- Education: Harvey Mudd College (B.S., 1978) Stanford University (Ph.D., 1981)
- Known for: Neutron-star matter; Nuclear pasta; PREX experiment; Neutrino–nucleus interactions
- Awards: APS Fellow (2008) APS Division of Nuclear Physics Mentoring Award (2023)
- Scientific career
- Fields: Nuclear physics; Astrophysics
- Workplaces: Stanford University Massachusetts Institute of Technology Indiana University Bloomington
- Thesis: Structure of Nuclei in a Relativistic Meson–Baryon Quantum Field Theory (1981)
- Doctoral advisor: John Dirk Walecka

= Charles J. Horowitz =

American theoretical nuclear physicist

Charles J. Horowitz is an American theoretical nuclear physicist known for his research on neutron-rich matter, neutron-star structure, neutrino interactions, and parity-violating electron scattering. He is an emeritus Professor of Physics at Indiana University Bloomington.

== Early life and education ==
Horowitz earned a Bachelor of Science degree from Harvey Mudd College in 1978. He completed his Ph.D. at Stanford University in 1981, specializing in theoretical nuclear physics.

After receiving his doctorate, he held a postdoctoral research appointment at the Niels Bohr Institute in Copenhagen.

== Academic career ==
Horowitz began his academic career as an assistant professor at the Massachusetts Institute of Technology in 1984. He joined the faculty of Indiana University Bloomington in 1987 as an associate professor, received tenure in 1989, and was promoted to full professor in 1991. where he conducted research and taught for nearly four decades.

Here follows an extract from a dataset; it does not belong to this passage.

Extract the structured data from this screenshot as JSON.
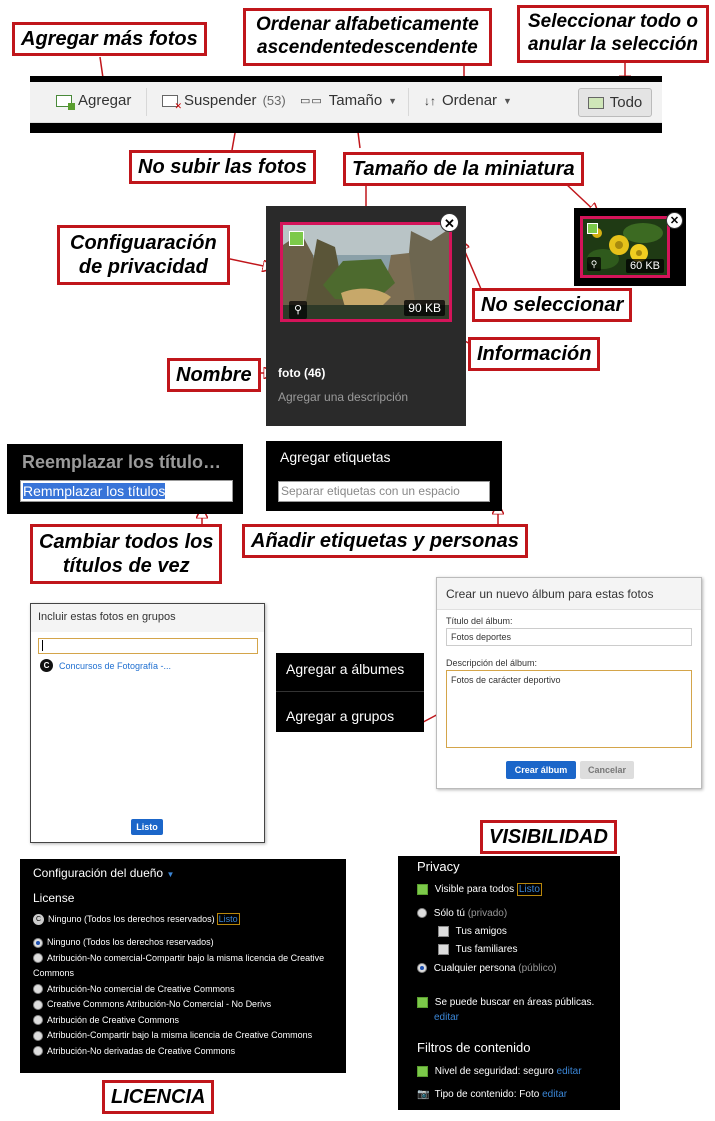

He became emeritus Professor of Physics after retirement.

Horowitz has participated in several major national nuclear-physics and astrophysics collaborations. He has been involved in the Lead Radius Experiment (PREX) at Jefferson Lab through his work on parity-violating electron scattering and neutron-skin measurements. His simulations and theoretical studies of neutron-star crusts and dense matter have been highlighted in national research announcements, including a press release describing his findings on the strength of neutron-star crust material. He also contributes to NSF-supported multi-institutional efforts studying neutron-star mergers and dense-matter equations of state, as noted in an Indiana University press release on the university's role in a national neutron-star research hub.

== Research ==
Horowitz's work spans nuclear theory, astrophysics, and computational modeling.

=== Neutron-star matter and the equation of state ===
Horowitz has made contributions to understanding dense nuclear matter and the internal structure of neutron stars. His large-scale molecular-dynamics simulations demonstrated that neutron-star crust may be "10 billion times stronger than steel," a finding highlighted in multiple science-news outlets and press releases.

His simulations predicted exotic phases of neutron-star crust known as nuclear pasta, including shapes described as "waffles," "lasagna," and "spaghetti," which have been covered in the science media.

These studies indicate that nuclear-pasta phases may be among the strongest materials in the universe, with implications for neutron-star oscillations, crust breaking strain, and potential gravitational-wave emission.

Horowitz's theoretical and phenomenological work on the equation of state of dense matter has contributed to neutron-star structure studies that interface nuclear-physics models with astronomical observations and gravitational-wave constraints.

=== Parity-violating electron scattering ===
Horowitz played a theoretical role in the PREX (Lead Radius Experiment) collaboration, which used parity-violating electron scattering to measure the neutron-skin thickness of lead-208. PREX provides an independent experimental constraint on neutron distributions in heavy nuclei, with implications for nuclear structure and neutron-star radii.

=== Neutrino and weak interactions ===
Horowitz has published on:
- neutrino–nucleus scattering,
- weak probes of nuclear structure,
- and neutrino transport in astrophysical environments.

His work on nuclear pasta, neutron-star crust physics, and neutrino interactions has also been covered in mainstream popular-science outlets and university press releases.

== Awards ==
- APS Fellow (2008), elected for seminal and sustained contributions to relativistic descriptions of nuclei, nuclear reactions, and dense matter.